Should more than one be stocked for fish"happiness" I am looking at this as alternative if I cannot find a Siamese algae eater.


----------



## lilnaugrim (Mar 27, 2013)

*sigh* I love panda garras except there's a few problems with having them. First they do get up to about 4 inches and as all algae eaters they will poop a lot. It's best to have one as they are territorial in nature and may pick on and harass another in the tank. But the biggest issue is what they require as far as environment. As most garra's are made for, they need fast moving currents, lots of rocks and driftwood to cling to to be happy. I had also wanted a garra in my sorority because they were absolutely darling but I find that I'm better off without any real algae eaters. So I don't suggest getting one because the environment requirements are much too different.


----------



## jadaBlu (Feb 14, 2013)

Well I am glad asked then if you read this ebay listing you'd think otherwise:

http://www.ebay.com/itm/1-Panda-Gar...t=Live_Fish&hash=item3cd317ceb8#ht_1310wt_887


----------



## lilnaugrim (Mar 27, 2013)

It means that you'll be getting a fish that would be 1-1.4 inch fish and that they do well with other fish. What I was saying is that they fight with their own kind. Otherwise they are okay with other fish but still, the environmental requirements for it to be happy is way off.

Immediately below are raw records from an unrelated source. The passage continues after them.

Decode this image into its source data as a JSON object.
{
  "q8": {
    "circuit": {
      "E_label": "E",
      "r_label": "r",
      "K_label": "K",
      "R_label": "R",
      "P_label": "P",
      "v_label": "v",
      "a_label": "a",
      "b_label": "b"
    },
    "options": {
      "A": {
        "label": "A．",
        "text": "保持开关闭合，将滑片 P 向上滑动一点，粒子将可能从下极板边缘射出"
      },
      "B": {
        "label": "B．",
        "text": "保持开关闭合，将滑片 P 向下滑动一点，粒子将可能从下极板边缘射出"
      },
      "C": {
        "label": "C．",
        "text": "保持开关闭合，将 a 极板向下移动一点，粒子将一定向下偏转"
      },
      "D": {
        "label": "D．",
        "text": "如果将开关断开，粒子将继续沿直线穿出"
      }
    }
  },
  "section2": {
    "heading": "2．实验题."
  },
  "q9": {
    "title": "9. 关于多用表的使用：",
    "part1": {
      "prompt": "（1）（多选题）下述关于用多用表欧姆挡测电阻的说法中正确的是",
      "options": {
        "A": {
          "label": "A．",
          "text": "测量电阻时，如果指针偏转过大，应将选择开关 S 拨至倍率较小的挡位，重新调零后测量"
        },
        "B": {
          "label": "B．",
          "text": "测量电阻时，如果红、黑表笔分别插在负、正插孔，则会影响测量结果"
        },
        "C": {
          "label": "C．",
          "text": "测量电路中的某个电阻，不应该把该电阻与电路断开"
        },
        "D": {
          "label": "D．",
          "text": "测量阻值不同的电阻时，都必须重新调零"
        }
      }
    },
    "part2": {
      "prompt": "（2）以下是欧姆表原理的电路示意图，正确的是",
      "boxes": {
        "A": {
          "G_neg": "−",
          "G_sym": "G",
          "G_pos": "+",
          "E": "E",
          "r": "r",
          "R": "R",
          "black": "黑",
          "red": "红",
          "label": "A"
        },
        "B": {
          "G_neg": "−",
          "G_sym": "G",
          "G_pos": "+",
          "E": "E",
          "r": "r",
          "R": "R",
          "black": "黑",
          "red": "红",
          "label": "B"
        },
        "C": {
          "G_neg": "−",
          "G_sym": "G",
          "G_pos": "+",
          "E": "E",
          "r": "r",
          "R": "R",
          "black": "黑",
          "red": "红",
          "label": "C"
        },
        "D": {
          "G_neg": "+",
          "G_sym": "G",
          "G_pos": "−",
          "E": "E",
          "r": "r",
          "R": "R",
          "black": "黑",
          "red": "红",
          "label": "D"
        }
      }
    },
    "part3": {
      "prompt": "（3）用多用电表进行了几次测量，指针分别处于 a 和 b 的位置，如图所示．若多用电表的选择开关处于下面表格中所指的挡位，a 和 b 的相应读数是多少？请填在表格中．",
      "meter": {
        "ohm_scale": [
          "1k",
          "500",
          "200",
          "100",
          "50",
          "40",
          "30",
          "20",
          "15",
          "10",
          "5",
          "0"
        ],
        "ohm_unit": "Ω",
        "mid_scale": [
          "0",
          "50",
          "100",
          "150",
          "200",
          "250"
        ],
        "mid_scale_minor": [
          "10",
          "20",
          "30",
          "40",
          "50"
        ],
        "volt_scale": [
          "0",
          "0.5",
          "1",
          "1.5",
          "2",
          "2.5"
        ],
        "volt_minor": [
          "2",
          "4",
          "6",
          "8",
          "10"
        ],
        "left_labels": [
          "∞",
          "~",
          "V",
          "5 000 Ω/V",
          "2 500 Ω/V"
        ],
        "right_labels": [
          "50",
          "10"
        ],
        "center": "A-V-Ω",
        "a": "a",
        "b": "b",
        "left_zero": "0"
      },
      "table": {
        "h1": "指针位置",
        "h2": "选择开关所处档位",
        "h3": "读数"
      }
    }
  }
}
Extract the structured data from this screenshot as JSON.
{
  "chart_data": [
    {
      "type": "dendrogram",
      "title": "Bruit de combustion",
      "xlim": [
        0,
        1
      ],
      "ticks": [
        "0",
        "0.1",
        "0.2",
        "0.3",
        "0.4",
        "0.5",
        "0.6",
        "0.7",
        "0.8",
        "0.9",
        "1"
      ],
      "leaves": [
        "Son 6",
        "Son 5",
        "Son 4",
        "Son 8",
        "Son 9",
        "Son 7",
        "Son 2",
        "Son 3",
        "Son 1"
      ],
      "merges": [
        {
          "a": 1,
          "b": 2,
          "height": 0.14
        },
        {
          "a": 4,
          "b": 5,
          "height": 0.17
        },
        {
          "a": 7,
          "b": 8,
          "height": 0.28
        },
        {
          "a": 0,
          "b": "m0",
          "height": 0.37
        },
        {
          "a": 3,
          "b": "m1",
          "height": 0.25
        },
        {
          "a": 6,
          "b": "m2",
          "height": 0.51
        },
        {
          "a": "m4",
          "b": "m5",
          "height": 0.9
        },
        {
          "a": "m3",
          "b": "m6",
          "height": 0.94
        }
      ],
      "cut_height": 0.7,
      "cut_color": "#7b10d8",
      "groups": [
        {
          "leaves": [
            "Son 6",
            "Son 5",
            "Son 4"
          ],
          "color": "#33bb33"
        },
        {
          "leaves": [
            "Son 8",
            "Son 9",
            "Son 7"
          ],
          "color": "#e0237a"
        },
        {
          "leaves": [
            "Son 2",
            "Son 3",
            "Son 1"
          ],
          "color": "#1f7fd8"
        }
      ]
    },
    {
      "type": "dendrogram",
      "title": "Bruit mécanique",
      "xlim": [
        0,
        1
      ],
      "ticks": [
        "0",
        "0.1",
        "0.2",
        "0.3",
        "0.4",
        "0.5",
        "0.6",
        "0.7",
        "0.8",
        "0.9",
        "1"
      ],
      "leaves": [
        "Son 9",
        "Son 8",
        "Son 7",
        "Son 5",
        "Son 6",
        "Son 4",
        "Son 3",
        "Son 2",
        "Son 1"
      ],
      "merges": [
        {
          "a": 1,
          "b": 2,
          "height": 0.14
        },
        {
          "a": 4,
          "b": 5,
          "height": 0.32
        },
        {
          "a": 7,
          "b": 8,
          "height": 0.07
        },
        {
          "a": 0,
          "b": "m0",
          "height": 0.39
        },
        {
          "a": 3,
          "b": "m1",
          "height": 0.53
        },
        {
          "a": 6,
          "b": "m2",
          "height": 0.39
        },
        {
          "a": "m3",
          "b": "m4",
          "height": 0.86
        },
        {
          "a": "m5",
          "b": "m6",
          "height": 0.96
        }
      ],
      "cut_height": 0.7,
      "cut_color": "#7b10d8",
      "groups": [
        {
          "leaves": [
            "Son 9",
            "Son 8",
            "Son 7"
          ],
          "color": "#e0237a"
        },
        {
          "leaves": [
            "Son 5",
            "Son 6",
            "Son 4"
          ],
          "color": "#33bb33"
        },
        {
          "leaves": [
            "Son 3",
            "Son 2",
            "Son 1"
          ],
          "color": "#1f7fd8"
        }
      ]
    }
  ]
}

I mean, you're more than welcome to get one if you have room, they do grow to 4 inches and they eat most algae's I believe but like all algae eaters they do poop a lot. They're a lot like a BN Pleco  just cuter ^_^


----------



## jadaBlu (Feb 14, 2013)

No I don't have to have one at all. I wasn't sure the ebay listing would apply my tank. Thus I asked. I am looking for alternatives if I can't find my one Siamese algae eater. Thanks for the answer.


----------



## lilnaugrim (Mar 27, 2013)

Very welcome! No SAE's on ebay or aquabid?


----------



## peachii (Jan 6, 2013)

SAE's eat all types of algae - we are holding out to find one local - or order two when a friend does a fish order next week for the two tanks large enough to need one. They are the best option as far as algae goes that we have found but I also think they are cute. We have albino BN plecos because they are cute and that they eat algae is a wonderful addition.


----------



## jadaBlu (Feb 14, 2013)

I was able to find a LFS that has the SAE's so I am looking forward to picking one up.


----------